Frequently asked questions

How many evaluation tasks do I need?

Enough to cover the input distribution of your agent's actual workload. For a narrow, well-defined task scope, a few hundred tasks can be sufficient. For broad or complex agents, more is better. The practical test is whether your task set catches failures you know exist — if you introduced a known regression and your evaluation did not catch it, the task set is too small or too narrow.

Can I use an LLM to evaluate my agent's outputs?

Yes, with caveats.

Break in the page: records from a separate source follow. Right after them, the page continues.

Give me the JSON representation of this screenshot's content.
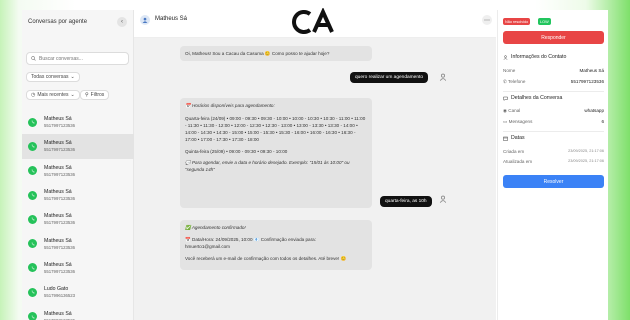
{
  "sidebar": {
    "title": "Conversas por agente",
    "collapse_icon": "chevron-left-icon",
    "search_placeholder": "Buscar conversas...",
    "filter_all": "Todas conversas",
    "sort": "Mais recentes",
    "filters_label": "Filtros",
    "conversations": [
      {
        "name": "Matheus Sá",
        "phone": "5517997123536",
        "active": false
      },
      {
        "name": "Matheus Sá",
        "phone": "5517997123536",
        "active": true
      },
      {
        "name": "Matheus Sá",
        "phone": "5517997123536",
        "active": false
      },
      {
        "name": "Matheus Sá",
        "phone": "5517997123536",
        "active": false
      },
      {
        "name": "Matheus Sá",
        "phone": "5517997123536",
        "active": false
      },
      {
        "name": "Matheus Sá",
        "phone": "5517997123536",
        "active": false
      },
      {
        "name": "Matheus Sá",
        "phone": "5517997123536",
        "active": false
      },
      {
        "name": "Ludo Gato",
        "phone": "5517996136523",
        "active": false
      },
      {
        "name": "Matheus Sá",
        "phone": "5517997123536",
        "active": false
      }
    ]
  },
  "header": {
    "contact_name": "Matheus Sá",
    "logo_text": "CA",
    "more_icon": "more-dots-icon"
  },
  "chat": {
    "greeting": "Oi, Matheus! Sou a Cacau da Casuma 😊 Como posso te ajudar hoje?",
    "user_msg_1": "quero realizar um agendamento",
    "schedule_title": "📅 Horários disponíveis para agendamento:",
    "schedule_day1": "Quarta-feira (24/09) • 09:00 - 09:30 • 09:30 - 10:00 • 10:00 - 10:30 • 10:30 - 11:00 • 11:00 - 11:30 • 11:30 - 12:00 • 12:00 - 12:30 • 12:30 - 13:00 • 13:00 - 13:30 • 13:30 - 14:00 • 14:00 - 14:30 • 14:30 - 15:00 • 15:00 - 15:30 • 15:30 - 16:00 • 16:00 - 16:30 • 16:30 - 17:00 • 17:00 - 17:30 • 17:30 - 18:00",
    "schedule_day2": "Quinta-feira (25/09) • 09:00 - 09:30 • 09:30 - 10:00",
    "schedule_hint": "💬 Para agendar, envie a data e horário desejado. Exemplo: \"15/01 às 10:00\" ou \"segunda 14h\"",
    "user_msg_2": "quarta-feira, as 10h",
    "confirm_title": "✅ Agendamento confirmado!",
    "confirm_line_prefix": "📅 Data/Hora: 24/09/2025, 10:00 📧 Confirmação enviada para:",
    "confirm_email": "hmuerto1@gmail.com",
    "confirm_footer": "Você receberá um e-mail de confirmação com todos os detalhes. Até breve! 😊"
  },
  "panel": {
    "badge_status": "Não resolvido",
    "badge_priority": "LOW",
    "status_color": "#e84545",
    "priority_color": "#22c55e",
    "respond_button": "Responder",
    "contact_section": "Informações do Contato",
    "name_label": "Nome",
    "name_value": "Matheus Sá",
    "phone_label": "Telefone",
    "phone_value": "5517997123536",
    "details_section": "Detalhes da Conversa",
    "channel_label": "Canal",
    "channel_value": "whatsapp",
    "messages_label": "Mensagens",
    "messages_value": "6",
    "dates_section": "Datas",
    "created_label": "Criada em",
    "created_value": "23/09/2025, 21:17:06",
    "updated_label": "Atualizada em",
    "updated_value": "23/09/2025, 21:17:06",
    "resolve_button": "Resolver"
  }
}
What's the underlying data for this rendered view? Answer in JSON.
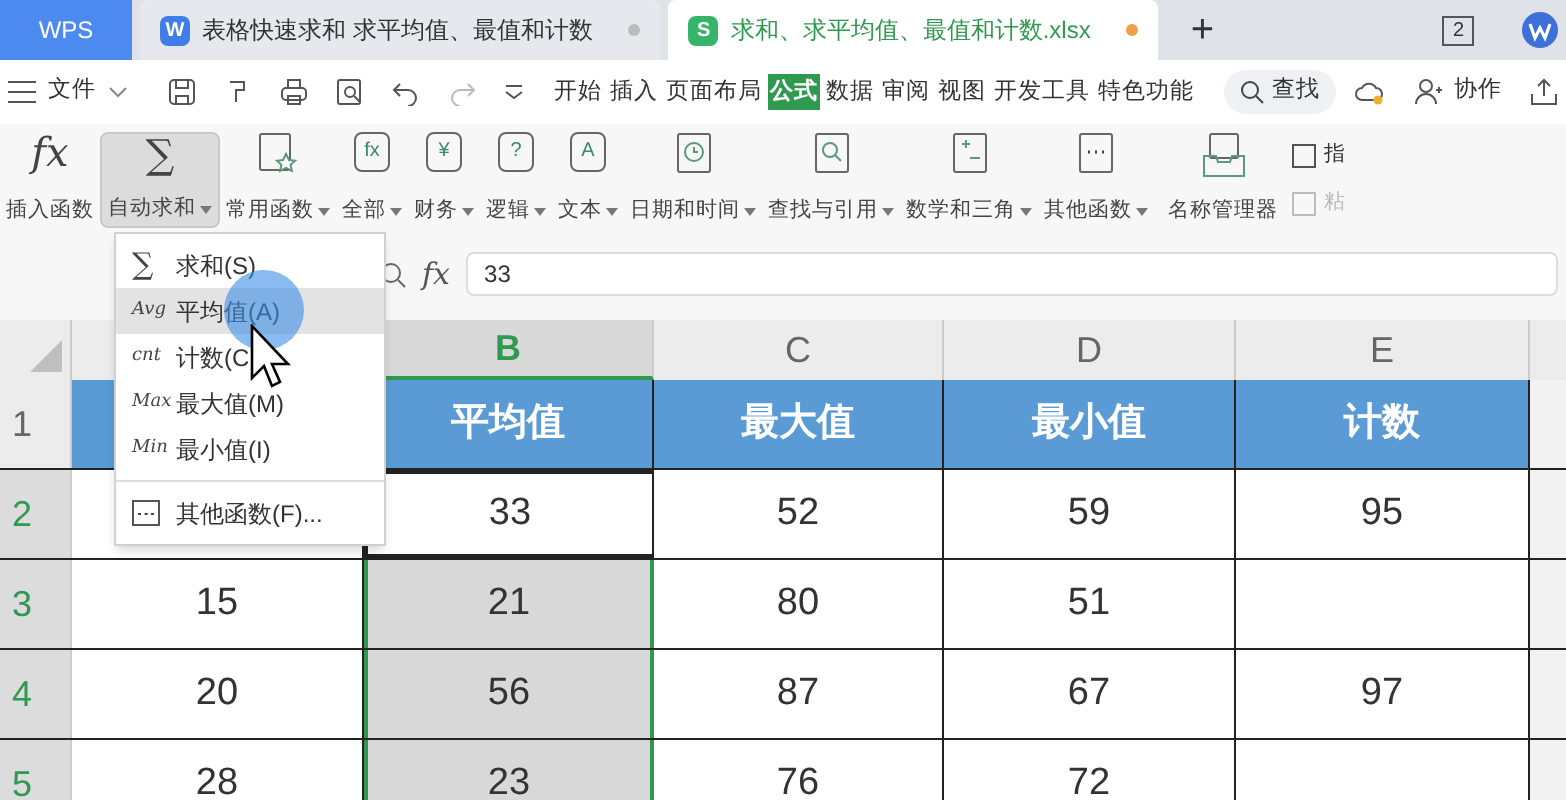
{
  "app_tabs": [
    {
      "kind": "home",
      "label": "WPS",
      "selected": false
    },
    {
      "kind": "writer",
      "icon": "W",
      "label": "表格快速求和 求平均值、最值和计数",
      "selected": false
    },
    {
      "kind": "sheet",
      "icon": "S",
      "label": "求和、求平均值、最值和计数.xlsx",
      "selected": true
    }
  ],
  "new_tab": "+",
  "window_count": "2",
  "menu": {
    "file": "文件",
    "tabs": [
      {
        "label": "开始",
        "selected": false
      },
      {
        "label": "插入",
        "selected": false
      },
      {
        "label": "页面布局",
        "selected": false
      },
      {
        "label": "公式",
        "selected": true
      },
      {
        "label": "数据",
        "selected": false
      },
      {
        "label": "审阅",
        "selected": false
      },
      {
        "label": "视图",
        "selected": false
      },
      {
        "label": "开发工具",
        "selected": false
      },
      {
        "label": "特色功能",
        "selected": false
      }
    ],
    "search": "查找",
    "collab": "协作"
  },
  "ribbon": {
    "items": [
      {
        "label": "插入函数",
        "kind": "big",
        "glyph": "fx",
        "dropdown": false,
        "selected": false
      },
      {
        "label": "自动求和",
        "kind": "big",
        "glyph": "∑",
        "dropdown": true,
        "selected": true
      },
      {
        "label": "常用函数",
        "kind": "star",
        "dropdown": true,
        "selected": false
      },
      {
        "label": "全部",
        "kind": "box",
        "glyph": "fx",
        "dropdown": true,
        "selected": false
      },
      {
        "label": "财务",
        "kind": "box",
        "glyph": "¥",
        "dropdown": true,
        "selected": false
      },
      {
        "label": "逻辑",
        "kind": "box",
        "glyph": "?",
        "dropdown": true,
        "selected": false
      },
      {
        "label": "文本",
        "kind": "box",
        "glyph": "A",
        "dropdown": true,
        "selected": false
      },
      {
        "label": "日期和时间",
        "kind": "clock",
        "dropdown": true,
        "selected": false
      },
      {
        "label": "查找与引用",
        "kind": "lookup",
        "dropdown": true,
        "selected": false
      },
      {
        "label": "数学和三角",
        "kind": "math",
        "dropdown": true,
        "selected": false
      },
      {
        "label": "其他函数",
        "kind": "more",
        "dropdown": true,
        "selected": false
      },
      {
        "label": "名称管理器",
        "kind": "tray",
        "dropdown": false,
        "selected": false
      }
    ],
    "side": [
      {
        "label": "指",
        "disabled": false
      },
      {
        "label": "粘",
        "disabled": true
      }
    ]
  },
  "formula_bar": {
    "glyph": "fx",
    "value": "33"
  },
  "dropdown": [
    {
      "kind": "text",
      "icon": "∑",
      "label": "求和(S)",
      "selected": false
    },
    {
      "kind": "text",
      "icon": "Avg",
      "label": "平均值(A)",
      "selected": true
    },
    {
      "kind": "text",
      "icon": "cnt",
      "label": "计数(C",
      "selected": false
    },
    {
      "kind": "text",
      "icon": "Max",
      "label": "最大值(M)",
      "selected": false
    },
    {
      "kind": "text",
      "icon": "Min",
      "label": "最小值(I)",
      "selected": false
    },
    {
      "kind": "more",
      "label": "其他函数(F)...",
      "selected": false
    }
  ],
  "sheet": {
    "columns": [
      null,
      {
        "label": "B",
        "selected": true
      },
      {
        "label": "C",
        "selected": false
      },
      {
        "label": "D",
        "selected": false
      },
      {
        "label": "E",
        "selected": false
      }
    ],
    "rows": [
      {
        "number": "1",
        "kind": "header",
        "selected": false,
        "cells": [
          null,
          "平均值",
          "最大值",
          "最小值",
          "计数"
        ]
      },
      {
        "number": "2",
        "kind": "data",
        "selected": true,
        "cells": [
          null,
          "33",
          "52",
          "59",
          "95"
        ]
      },
      {
        "number": "3",
        "kind": "data",
        "selected": true,
        "cells": [
          "15",
          "21",
          "80",
          "51",
          null
        ]
      },
      {
        "number": "4",
        "kind": "data",
        "selected": true,
        "cells": [
          "20",
          "56",
          "87",
          "67",
          "97"
        ]
      },
      {
        "number": "5",
        "kind": "data",
        "selected": true,
        "cells": [
          "28",
          "23",
          "76",
          "72",
          null
        ]
      }
    ]
  }
}
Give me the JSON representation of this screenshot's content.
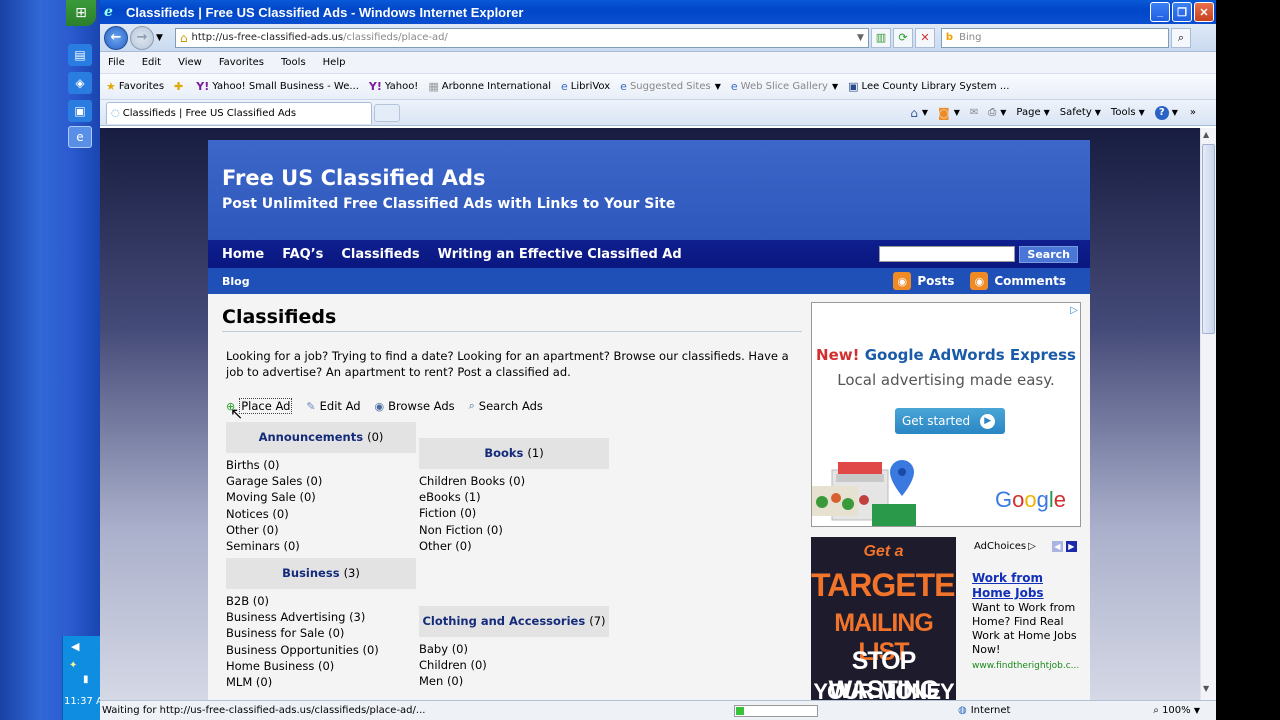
{
  "taskbar": {
    "clock": "11:37 A"
  },
  "window": {
    "title": "Classifieds | Free US Classified Ads - Windows Internet Explorer"
  },
  "address": {
    "url_host": "http://us-free-classified-ads.us",
    "url_path": "/classifieds/place-ad/",
    "search_placeholder": "Bing"
  },
  "menu": [
    "File",
    "Edit",
    "View",
    "Favorites",
    "Tools",
    "Help"
  ],
  "favorites": {
    "label": "Favorites",
    "items": [
      "Yahoo! Small Business - We...",
      "Yahoo!",
      "Arbonne International",
      "LibriVox",
      "Suggested Sites",
      "Web Slice Gallery",
      "Lee County Library System ..."
    ]
  },
  "tab": {
    "title": "Classifieds | Free US Classified Ads"
  },
  "commands": {
    "page": "Page",
    "safety": "Safety",
    "tools": "Tools"
  },
  "status": {
    "text": "Waiting for http://us-free-classified-ads.us/classifieds/place-ad/...",
    "zone": "Internet",
    "zoom": "100%",
    "progress": 0.1
  },
  "site": {
    "title": "Free US Classified Ads",
    "tagline": "Post Unlimited Free Classified Ads with Links to Your Site",
    "nav": [
      "Home",
      "FAQ’s",
      "Classifieds",
      "Writing an Effective Classified Ad"
    ],
    "search_button": "Search",
    "subnav": "Blog",
    "feeds": {
      "posts": "Posts",
      "comments": "Comments"
    }
  },
  "main": {
    "title": "Classifieds",
    "intro": "Looking for a job? Trying to find a date? Looking for an apartment? Browse our classifieds. Have a job to advertise? An apartment to rent? Post a classified ad.",
    "actions": [
      "Place Ad",
      "Edit Ad",
      "Browse Ads",
      "Search Ads"
    ]
  },
  "categories": {
    "announcements": {
      "name": "Announcements",
      "count": "(0)",
      "items": [
        "Births (0)",
        "Garage Sales (0)",
        "Moving Sale (0)",
        "Notices (0)",
        "Other (0)",
        "Seminars (0)"
      ]
    },
    "books": {
      "name": "Books",
      "count": "(1)",
      "items": [
        "Children Books (0)",
        "eBooks (1)",
        "Fiction (0)",
        "Non Fiction (0)",
        "Other (0)"
      ]
    },
    "business": {
      "name": "Business",
      "count": "(3)",
      "items": [
        "B2B (0)",
        "Business Advertising (3)",
        "Business for Sale (0)",
        "Business Opportunities (0)",
        "Home Business (0)",
        "MLM (0)"
      ]
    },
    "clothing": {
      "name": "Clothing and Accessories",
      "count": "(7)",
      "items": [
        "Baby (0)",
        "Children (0)",
        "Men (0)"
      ]
    }
  },
  "ad1": {
    "new": "New!",
    "headline": "Google AdWords Express",
    "sub": "Local advertising made easy.",
    "button": "Get started",
    "logo": "Google"
  },
  "ad2": {
    "img_lines": [
      "Get a",
      "TARGETED",
      "MAILING LIST",
      "STOP WASTING",
      "YOUR MONEY"
    ],
    "choices": "AdChoices",
    "link": "Work from Home Jobs",
    "body": "Want to Work from Home? Find Real Work at Home Jobs Now!",
    "url": "www.findtherightjob.c..."
  },
  "colors": {
    "nav_dark": "#0e1f8e",
    "header_blue": "#3d67c9",
    "link_blue": "#1230b8"
  }
}
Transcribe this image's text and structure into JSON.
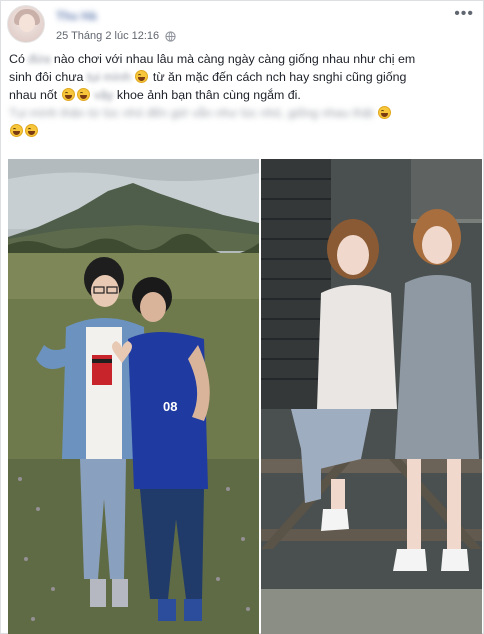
{
  "post": {
    "author": "Thu Hà",
    "timestamp": "25 Tháng 2 lúc 12:16",
    "more_icon": "more-options-icon",
    "privacy_icon": "globe-icon",
    "text": {
      "line1_a": "Có",
      "line1_blur": "đứa",
      "line1_b": "nào chơi với nhau lâu mà càng ngày càng giống nhau như chị em",
      "line2_a": "sinh đôi chưa",
      "line2_blur": "tụi mình",
      "line2_b": "từ ăn mặc đến cách nch hay snghi cũng giống",
      "line3_a": "nhau nốt",
      "line3_blur": "vậy",
      "line3_b": "khoe ảnh bạn thân cùng ngắm đi.",
      "line4_blur": "Tụi mình thân từ lúc nhỏ đến giờ vẫn như lúc nhỏ, giống nhau thật"
    },
    "photos": [
      {
        "name": "childhood-friends-photo",
        "label": "08"
      },
      {
        "name": "grown-up-friends-photo"
      }
    ]
  }
}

LLM-as-judge evaluation scales well and can assess qualities that rule-based checks cannot, like whether an output is helpful or whether reasoning is sound. The limitations: the judge model introduces its own biases, consistency varies across runs, and using the same model family as the evaluated agent creates blind spots. Use LLM evaluation for scale, but calibrate it against human evaluation on a sample and validate that it agrees with human judgments on the kinds of outputs you care about.